Short on character, passion, ideas, `Africa' leaves too much in a dream
---------------------------
XX "I Dreamed of Africa," with Kim Basinger, Vincent Perez, Eva Marie Saint. Directed by Hugh Hudson, from a script by Paula Milne and Susan Shilliday, based on the book by Kuki Gallman. Several theaters. 112 minutes. "PG-13" - Parental guidance advised because of nudity/sensuality and some violent/traumatic episodes.
---------------------------
Equal halves nature travelogue and survival story, "I Dreamed of Africa" tells us both more and less than we want to know. It's neither epic enough to fulfill a grand scope, nor intimate enough to be an overpowering emotional experience.
Moreover, it's a missed opportunity as a piece of storytelling and cinema. The story is based upon the experiences of Kuki Gallmann (Kim Basinger), a woman who moved her family from Italy to Africa with aspirations of self-rediscovery and eventual dedication to social and ecological causes. It's an incorrigibly earnest production, saturated with some pretty images of the African landscape (from cinematographer Bernard Lutic), agreeable scoring by Maurice Jarre, and a screenplay that fails to generate story interest or genuine power.
Basinger, an Academy Award recipient for "L.A. Confidential," plays Gallmann. At times she is effective, but she is mostly stiff in a role that requires a level of passion and gusto crucial for the character to connect with the audience and bring the material to life.

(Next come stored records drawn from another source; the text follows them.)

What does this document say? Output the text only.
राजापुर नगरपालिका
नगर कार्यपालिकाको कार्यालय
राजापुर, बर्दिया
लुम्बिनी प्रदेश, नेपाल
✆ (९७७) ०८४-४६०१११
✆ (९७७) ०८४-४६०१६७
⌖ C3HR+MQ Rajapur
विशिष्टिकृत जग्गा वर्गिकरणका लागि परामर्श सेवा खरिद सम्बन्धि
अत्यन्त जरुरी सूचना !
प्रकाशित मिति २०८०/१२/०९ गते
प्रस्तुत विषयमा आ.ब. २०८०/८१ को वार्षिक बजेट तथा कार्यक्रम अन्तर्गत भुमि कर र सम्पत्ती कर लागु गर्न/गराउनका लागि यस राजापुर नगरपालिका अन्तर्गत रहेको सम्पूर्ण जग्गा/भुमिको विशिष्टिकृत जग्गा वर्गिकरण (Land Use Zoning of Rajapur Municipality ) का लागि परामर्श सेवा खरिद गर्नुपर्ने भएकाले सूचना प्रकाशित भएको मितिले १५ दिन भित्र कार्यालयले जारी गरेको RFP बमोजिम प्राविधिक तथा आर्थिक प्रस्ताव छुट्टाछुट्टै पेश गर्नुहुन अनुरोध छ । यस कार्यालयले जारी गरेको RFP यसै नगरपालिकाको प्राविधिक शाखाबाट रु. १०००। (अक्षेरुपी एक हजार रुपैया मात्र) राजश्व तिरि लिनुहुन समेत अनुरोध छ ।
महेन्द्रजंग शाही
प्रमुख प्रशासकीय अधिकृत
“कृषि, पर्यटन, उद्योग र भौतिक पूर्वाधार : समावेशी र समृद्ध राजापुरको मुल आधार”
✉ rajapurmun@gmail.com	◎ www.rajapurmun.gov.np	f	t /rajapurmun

Spanning several years, the film opens with a near-death experience that motivates Kuki into achieving meaning in her life. She settles down in Kenya with her new husband, Paolo (Vincent Perez), and son from a previous marriage (played as a child by Liam Aiken, as a teenager by Garrett Strommen), against the wishes of her mother (Eva Marie Saint). What follows is an odyssey similar in spirit to Sydney Pollack's "Out of Africa," but lacking in satisfying character development.
Upon settling, Paolo soon proves to be an unreliable husband and father, engaging in daily exploits with a group of hunters. The first half of the film details the adjustment the family makes in its new home (building the ranch, dangerous encounters with animals, separation from loved ones, etc.) while the plot goes on auto-pilot in the second half.
The film hints at a more intriguing subject: Kuki's relations with natives and how disturbed she is by the slaughtering of animals for their ivory. Nothing substantial comes of this topic (Terrence Malick's "The Thin Red Line" is far more impressive as nature epic and narrative, and provided a meditation on how the sheer beauty of the Earth can transform the human spirit).
Although some individual shots are pleasing to the eye, the film doesn't incorporate the beauty and mystery of the great continent into its story. Too much of the action is confined inside and around the family's ranch. Although Basinger's facial expressions do communicate her character's joy and anguish adequately, the picture fails to generate sentiments of awe, wonderment and mystery that are crucial for the audience to find entry.
A continual problem lies in the screenplay, which doesn't fully exploit Gallmann's achievements as a human being and environmentalist. Her major achievements are mentioned only in the titles preceding the closing credits. There aren't any ideas to really think about, any issues dealt with above the level of a TV movie.
The narrative is a mess, shifting between scenes that skip several years and fail to fill in the time gaps, or answer basic questions about character motivation and plot developments, disrupting the continuity of the story, as if large portions of the screenplay are missing.
Instead of divulging the process that Gallmann underwent to achieve her goals, director Hugh Hudson ("Chariots of Fire") plays it safe. Unlike its heroine, "I Dreamed of Africa" doesn't have the passion - or the vision - to achieve any meaning of its own.